Of course, Roberts J was concerned with an application to the Court to share information with a journalist. She was not dealing with an application by a six year old for an injunction preventing his mother from posting any more photos of him on her Facebook account. But, is there really so great a difference between an application, supported by a parent, to the Court requesting the Court to provide a third party with information the parent no longer holds, and the parent giving the information him or herself?
These, and other, questions may well find themselves before the Court of Appeal.
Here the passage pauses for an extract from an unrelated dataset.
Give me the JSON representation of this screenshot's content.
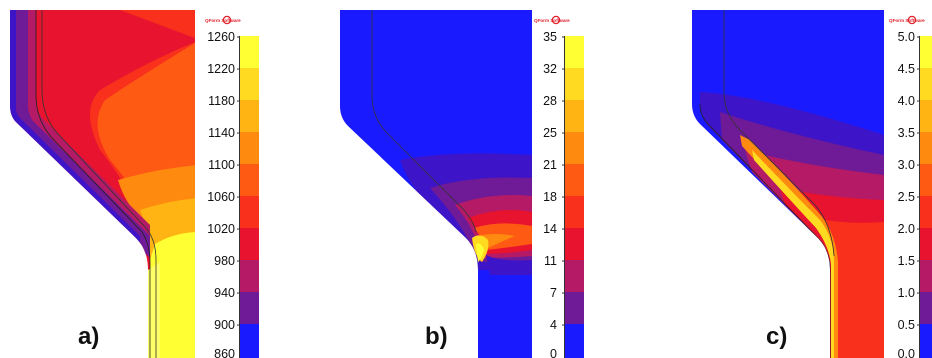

In a separate ruling handed down on Monday  EWHC 2148 (Fam), Roberts J refused Ms Newman permission to appeal to the Court of Appeal. One presumes that Ms Newman will now seek permission from the Court of Appeal itself.
In the same ruling, Roberts J made an important ruling on the costs of the disclosure that she ordered. The net effect is that the reasonable copying costs of the LA were to be paid by Ms Newman, but the more substantive costs of redacting the documents the LA were ordered to disclose were to be borne by the LA. This approach will ensure that the costs of applications like Ms Newman’s will not be prohibitive for other journalists who may seek to make applications in the future.